Her ne kadar gazetecilik ve pazarlama birlikte düşünülen kavramlar olmasa da her medya kuruluşu nihayetinde bir girişim ve her gazete de birer ürün ve çoğunlukla gelir üretmek için pazarlamaya ihtiyaç duyuyor. Bu yazıda farklı pazarlama türlerini tanıtarak, gazetecilere alanla ilgili pratik bilgi sağlamaya çalışacağım.

Eğer X Pazarlama, Y Pazarlaması, Z’ler için F Pazarlaması şu bu gibi tamlamalar kullanıyorsak, artık stratejiyi geçtik ve stratejimize uygun taktikler arasında tercih yapmak durumundayız demektir.

Sonsuz bir dünyaya hoş geldiniz: Bilimdeki ve ekonomideki gelişmeler, medya sektörünün dönüşümü gibi değişiklikler sebebiyle belli dönemlerde belli trendler öne çıkabilir. Nörobilim ilerlemese nöropazarlamadan, internet devrimi olmasa ve platformlar bu kadar büyümese dijital pazarlamadan konuşamazdık. Tüm bunların üzerine pazarlamacıların meslek hastalığı sayılabilecek kendini pazarlama da eklenince her sene önünüze yeni birkaç pazarlama modeli gelir, şaşırmayın. Önemli olan bunlar arasında en iyisini, en yenisini bulup panikle uygulamak değil; size ve ihtiyaçlarınıza en uygun olanı tespit edip elinizdeki kaynakları verimli kullanmanızı sağlayacak şekilde kullanmak.

Bir işe yeni başlayan, yeni iş kuran ve pazarlama konusunda desteğe ihtiyacı olan herkesin yapabilecek kapasitede olduğu, tarihin en eski pazarlama taktikleriyle başlayalım.

Ağızdan ağıza pazarlama (Word of Mouth / WOM) 

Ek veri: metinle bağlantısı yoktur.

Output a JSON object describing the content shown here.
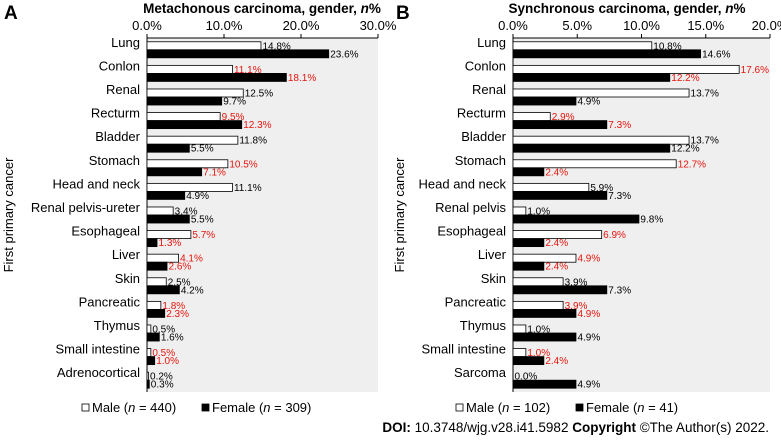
{
  "chart_data": [
    {
      "panel_letter": "A",
      "type": "bar",
      "orientation": "horizontal",
      "title_prefix": "Metachonous carcinoma, gender, ",
      "title_italic": "n",
      "title_suffix": "%",
      "ylabel": "First primary cancer",
      "xlim": [
        0,
        30
      ],
      "xticks": [
        "0.0%",
        "10.0%",
        "20.0%",
        "30.0%"
      ],
      "categories": [
        "Lung",
        "Conlon",
        "Renal",
        "Recturm",
        "Bladder",
        "Stomach",
        "Head and neck",
        "Renal pelvis-ureter",
        "Esophageal",
        "Liver",
        "Skin",
        "Pancreatic",
        "Thymus",
        "Small intestine",
        "Adrenocortical"
      ],
      "series": [
        {
          "name": "Male",
          "values": [
            14.8,
            11.1,
            12.5,
            9.5,
            11.8,
            10.5,
            11.1,
            3.4,
            5.7,
            4.1,
            2.5,
            1.8,
            0.5,
            0.5,
            0.2
          ],
          "labels": [
            "14.8%",
            "11.1%",
            "12.5%",
            "9.5%",
            "11.8%",
            "10.5%",
            "11.1%",
            "3.4%",
            "5.7%",
            "4.1%",
            "2.5%",
            "1.8%",
            "0.5%",
            "0.5%",
            "0.2%"
          ]
        },
        {
          "name": "Female",
          "values": [
            23.6,
            18.1,
            9.7,
            12.3,
            5.5,
            7.1,
            4.9,
            5.5,
            1.3,
            2.6,
            4.2,
            2.3,
            1.6,
            1.0,
            0.3
          ],
          "labels": [
            "23.6%",
            "18.1%",
            "9.7%",
            "12.3%",
            "5.5%",
            "7.1%",
            "4.9%",
            "5.5%",
            "1.3%",
            "2.6%",
            "4.2%",
            "2.3%",
            "1.6%",
            "1.0%",
            "0.3%"
          ]
        }
      ],
      "red_label_categories": [
        "Conlon",
        "Recturm",
        "Stomach",
        "Esophageal",
        "Liver",
        "Pancreatic",
        "Small intestine"
      ],
      "legend": {
        "male_prefix": "Male (",
        "n": "n",
        "male_suffix": " = 440)",
        "female_prefix": "Female (",
        "female_suffix": " = 309)"
      }
    },
    {
      "panel_letter": "B",
      "type": "bar",
      "orientation": "horizontal",
      "title_prefix": "Synchronous carcinoma, gender, ",
      "title_italic": "n",
      "title_suffix": "%",
      "ylabel": "First primary cancer",
      "xlim": [
        0,
        20
      ],
      "xticks": [
        "0.0%",
        "5.0%",
        "10.0%",
        "15.0%",
        "20.0%"
      ],
      "categories": [
        "Lung",
        "Conlon",
        "Renal",
        "Recturm",
        "Bladder",
        "Stomach",
        "Head and neck",
        "Renal pelvis",
        "Esophageal",
        "Liver",
        "Skin",
        "Pancreatic",
        "Thymus",
        "Small intestine",
        "Sarcoma"
      ],
      "series": [
        {
          "name": "Male",
          "values": [
            10.8,
            17.6,
            13.7,
            2.9,
            13.7,
            12.7,
            5.9,
            1.0,
            6.9,
            4.9,
            3.9,
            3.9,
            1.0,
            1.0,
            0.0
          ],
          "labels": [
            "10.8%",
            "17.6%",
            "13.7%",
            "2.9%",
            "13.7%",
            "12.7%",
            "5.9%",
            "1.0%",
            "6.9%",
            "4.9%",
            "3.9%",
            "3.9%",
            "1.0%",
            "1.0%",
            "0.0%"
          ]
        },
        {
          "name": "Female",
          "values": [
            14.6,
            12.2,
            4.9,
            7.3,
            12.2,
            2.4,
            7.3,
            9.8,
            2.4,
            2.4,
            7.3,
            4.9,
            4.9,
            2.4,
            4.9
          ],
          "labels": [
            "14.6%",
            "12.2%",
            "4.9%",
            "7.3%",
            "12.2%",
            "2.4%",
            "7.3%",
            "9.8%",
            "2.4%",
            "2.4%",
            "7.3%",
            "4.9%",
            "4.9%",
            "2.4%",
            "4.9%"
          ]
        }
      ],
      "red_label_categories": [
        "Conlon",
        "Recturm",
        "Stomach",
        "Esophageal",
        "Liver",
        "Pancreatic",
        "Small intestine"
      ],
      "legend": {
        "male_prefix": "Male (",
        "n": "n",
        "male_suffix": " = 102)",
        "female_prefix": "Female (",
        "female_suffix": " = 41)"
      }
    }
  ],
  "colors": {
    "male_fill": "#ffffff",
    "female_fill": "#000000",
    "plot_bg": "#efefef",
    "highlight": "#e8140c",
    "text": "#000000"
  },
  "footer": {
    "doi_label": "DOI:",
    "doi_value": " 10.3748/wjg.v28.i41.5982",
    "copyright_label": "Copyright",
    "copyright_value": " ©The Author(s) 2022."
  }
}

Ağızdan ağıza pazarlama, aslında hayatın içindeki pazarlama. Bir marka ya da bir ürünü arkadaşlarınıza tavsiye ediyorsanız, fark etmeden o ürünü pazarlıyorsunuz. Üstelik yapmış olduğunuz bu ağızdan ağıza pazarlama, diğer pek çok pazarlama taktiğinden önemli ölçüde daha etkili ve bu yüzden de en önemlisi. Zira arkadaşınız nezdinde televizyondan, bilimum influencer’dan daha güvenilirsiniz.

Kişinin bir ürün veya markayı çevresine önermesi ile olan ağızdan ağıza pazarlama, iki türlü yapılabiliyor. İlki organik, ikincisi reklam destekli; yine de her ikisi de temel konularda ortaklaşıyor. Zira iyi giden bir ağızdan ağıza pazarlama reklam kampanyası, organik dönüşlerin verimini artırırken; iyi bir organik pazarlama da reklam kampanyasındaki maliyetlerinizi aşağı çekebilir veya reklam dönüşlerinizin verimini artırabilir. Organik ile reklam desteklinin arasında bir yerlerde durduğunu düşündüğüm influencer’lar ve tavsiyeleri için ise ayrı bir başlık gerekli.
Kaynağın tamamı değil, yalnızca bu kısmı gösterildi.